I started in on the olives. KiKi started in on the martinis and asked me, “Why aren’t you dancing on the tables?”
“Dinah looked totally distraught when Ross arrested her, not like someone who had killed and was glad that person was dead because she had it coming.”
“Dinah was upset because she got caught. She thought she’d get away with it.”
“Dinah and I had no use for Janelle, to be sure, but we’d both moved on, or so I thought. Why would Dinah risk that by killing Cupcake?”
“Because of Cupcake, Dinah couldn’t get interviews, and she’d had enough of her; that’s my take on this.” KiKi finished off her martini and started on mine. “What are you thinking, honey?”
“I can’t see Dinah pulling me into that alley, or breaking my window, or poisoning BW. I mean, why would she do those things?”

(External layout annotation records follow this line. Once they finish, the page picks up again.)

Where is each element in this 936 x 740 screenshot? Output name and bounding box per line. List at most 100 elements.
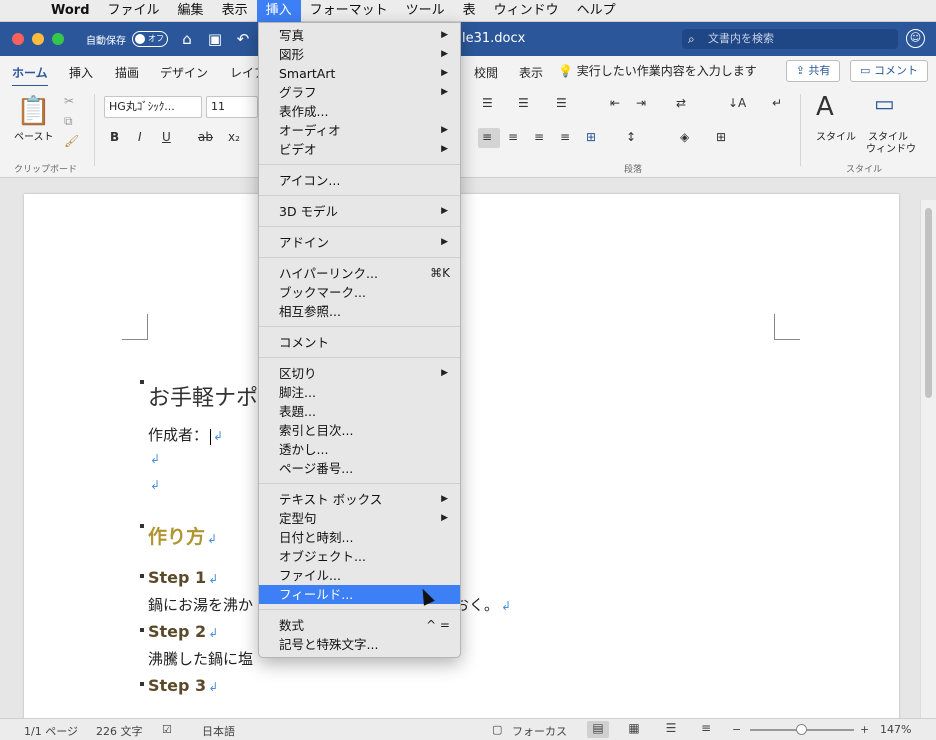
font-name-select[interactable]: HG丸ｺﾞｼｯｸ... <box>104 96 202 118</box>
document-page[interactable]: お手軽ナポ 作成者： ↲ ↲ ↲ 作り方 ↲ Step 1 ↲ 鍋にお湯を沸か おく。… <box>24 194 899 718</box>
increase-indent-icon[interactable]: ⇥ <box>636 96 646 110</box>
tab-home[interactable]: ホーム <box>12 64 48 88</box>
web-layout-view-icon[interactable]: ▦ <box>623 721 645 738</box>
step-body-right[interactable]: おく。 ↲ <box>454 594 511 615</box>
insert-menu-item[interactable]: 記号と特殊文字... <box>259 635 460 654</box>
document-canvas[interactable]: お手軽ナポ 作成者： ↲ ↲ ↲ 作り方 ↲ Step 1 ↲ 鍋にお湯を沸か おく。… <box>0 178 936 718</box>
bold-icon[interactable]: B <box>110 130 119 144</box>
menu-tools[interactable]: ツール <box>397 0 454 22</box>
borders-icon[interactable]: ⊞ <box>716 130 726 144</box>
tab-insert[interactable]: 挿入 <box>69 64 93 81</box>
insert-menu-item[interactable]: オブジェクト... <box>259 547 460 566</box>
distributed-icon[interactable]: ⊞ <box>586 130 596 144</box>
zoom-out-icon[interactable]: − <box>732 723 741 736</box>
menu-format[interactable]: フォーマット <box>301 0 397 22</box>
strikethrough-icon[interactable]: ab <box>198 130 213 144</box>
styles-pane-icon[interactable]: ▭ <box>874 92 895 117</box>
insert-menu-item[interactable]: 図形 ▶ <box>259 45 460 64</box>
menu-insert[interactable]: 挿入 <box>256 0 301 22</box>
tab-view[interactable]: 表示 <box>519 64 543 81</box>
step-heading[interactable]: Step 2 ↲ <box>148 622 218 641</box>
menu-word[interactable]: Word <box>42 0 99 22</box>
align-left-icon[interactable]: ≡ <box>482 130 492 144</box>
text-direction-icon[interactable]: ⇄ <box>676 96 686 110</box>
vertical-scrollbar[interactable] <box>920 200 936 718</box>
document-title-line[interactable]: お手軽ナポ <box>148 380 258 412</box>
print-layout-view-icon[interactable]: ▤ <box>587 721 609 738</box>
outline-view-icon[interactable]: ☰ <box>660 721 682 738</box>
insert-menu-item[interactable]: テキスト ボックス ▶ <box>259 490 460 509</box>
insert-menu-item[interactable]: オーディオ ▶ <box>259 121 460 140</box>
menu-table[interactable]: 表 <box>454 0 485 22</box>
menu-help[interactable]: ヘルプ <box>568 0 625 22</box>
feedback-smiley-icon[interactable]: ☺ <box>906 29 925 48</box>
insert-menu-item[interactable]: 定型句 ▶ <box>259 509 460 528</box>
multilevel-list-icon[interactable]: ☰ <box>556 96 567 110</box>
zoom-window-button[interactable] <box>52 33 64 45</box>
styles-icon[interactable]: A <box>816 92 834 122</box>
share-button[interactable]: ⇪ 共有 <box>786 60 840 82</box>
step-heading[interactable]: Step 1 ↲ <box>148 568 218 587</box>
insert-menu-item[interactable]: ページ番号... <box>259 459 460 478</box>
menu-edit[interactable]: 編集 <box>169 0 213 22</box>
insert-menu-item[interactable]: ファイル... <box>259 566 460 585</box>
minimize-window-button[interactable] <box>32 33 44 45</box>
scrollbar-thumb[interactable] <box>925 208 932 398</box>
insert-menu-item[interactable]: 表題... <box>259 402 460 421</box>
insert-menu-item[interactable]: 脚注... <box>259 383 460 402</box>
tab-design[interactable]: デザイン <box>160 64 208 81</box>
insert-menu-item[interactable]: 相互参照... <box>259 302 460 321</box>
author-line[interactable]: 作成者： ↲ <box>148 424 223 445</box>
document-search-input[interactable]: ⌕ 文書内を検索 <box>682 29 898 49</box>
insert-menu-item[interactable]: ビデオ ▶ <box>259 140 460 159</box>
zoom-level[interactable]: 147% <box>880 723 911 736</box>
line-spacing-icon[interactable]: ↕ <box>626 130 636 144</box>
insert-menu-item[interactable]: 区切り ▶ <box>259 364 460 383</box>
zoom-in-icon[interactable]: + <box>860 723 869 736</box>
save-icon[interactable]: ▣ <box>206 30 224 48</box>
home-icon[interactable]: ⌂ <box>178 30 196 48</box>
tell-me-search[interactable]: 💡 実行したい作業内容を入力します <box>558 62 757 79</box>
format-painter-icon[interactable]: 🖌 <box>64 134 79 148</box>
insert-menu-item[interactable]: 写真 ▶ <box>259 26 460 45</box>
insert-menu-item[interactable]: アドイン ▶ <box>259 233 460 252</box>
draft-view-icon[interactable]: ≡ <box>695 721 717 738</box>
show-formatting-icon[interactable]: ↵ <box>772 96 782 110</box>
copy-icon[interactable]: ⧉ <box>64 114 73 129</box>
proofing-icon[interactable]: ☑ <box>162 723 172 736</box>
insert-menu-item[interactable]: コメント <box>259 333 460 352</box>
comments-button[interactable]: ▭ コメント <box>850 60 928 82</box>
undo-icon[interactable]: ↶ <box>234 30 252 48</box>
menu-window[interactable]: ウィンドウ <box>485 0 568 22</box>
insert-menu-item[interactable]: ブックマーク... <box>259 283 460 302</box>
italic-icon[interactable]: I <box>138 130 142 144</box>
step-body[interactable]: 沸騰した鍋に塩 <box>148 648 253 669</box>
empty-paragraph[interactable]: ↲ <box>148 452 160 466</box>
tab-review[interactable]: 校閲 <box>474 64 498 81</box>
insert-menu-item[interactable]: 数式 ^ = <box>259 616 460 635</box>
zoom-slider-thumb[interactable] <box>796 724 807 735</box>
shading-icon[interactable]: ◈ <box>680 130 689 144</box>
insert-menu-item[interactable]: SmartArt ▶ <box>259 64 460 83</box>
section-heading-line[interactable]: 作り方 ↲ <box>148 522 217 549</box>
close-window-button[interactable] <box>12 33 24 45</box>
menu-file[interactable]: ファイル <box>99 0 169 22</box>
insert-menu-item[interactable]: 日付と時刻... <box>259 528 460 547</box>
align-right-icon[interactable]: ≡ <box>534 130 544 144</box>
focus-mode-label[interactable]: フォーカス <box>512 723 567 739</box>
focus-icon[interactable]: ▢ <box>492 723 502 736</box>
paste-icon[interactable]: 📋 <box>16 94 51 127</box>
word-count[interactable]: 226 文字 <box>96 723 143 739</box>
insert-menu-item[interactable]: ハイパーリンク... ⌘K <box>259 264 460 283</box>
language-indicator[interactable]: 日本語 <box>202 723 235 739</box>
subscript-icon[interactable]: x₂ <box>228 130 240 144</box>
menu-view[interactable]: 表示 <box>213 0 257 22</box>
underline-icon[interactable]: U <box>162 130 171 144</box>
justify-icon[interactable]: ≡ <box>560 130 570 144</box>
numbering-icon[interactable]: ☰ <box>518 96 529 110</box>
insert-menu-item[interactable]: 索引と目次... <box>259 421 460 440</box>
insert-menu-item[interactable]: 3D モデル ▶ <box>259 202 460 221</box>
decrease-indent-icon[interactable]: ⇤ <box>610 96 620 110</box>
insert-menu-item[interactable]: 透かし... <box>259 440 460 459</box>
tab-draw[interactable]: 描画 <box>115 64 139 81</box>
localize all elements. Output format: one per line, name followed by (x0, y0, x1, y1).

“I think there’s two parts here,” KiKi said, giving her martini-induced theory of the situation. “Yes, Dinah killed Cupcake for her own reasons, but when you went looking
for the murderer, you got into a lot of people’s business. The people Cupcake blackmailed got antsy you’d find out who they were and expose them and their secrets. They wanted you to stop, and scaring you is a good way to do that.”
“I can’t see Raylene or Urston breaking into my house.”
KiKi held up a toothpick speared though an olive. “That sounds more like Sissy, if you ask me. Cupcake was out of the picture, Hollis in jail, and Sissy thought everything would die down and she and Franklin would go on with their hanky-panky. Then you came along, stirring the pot and riling everyone up again.”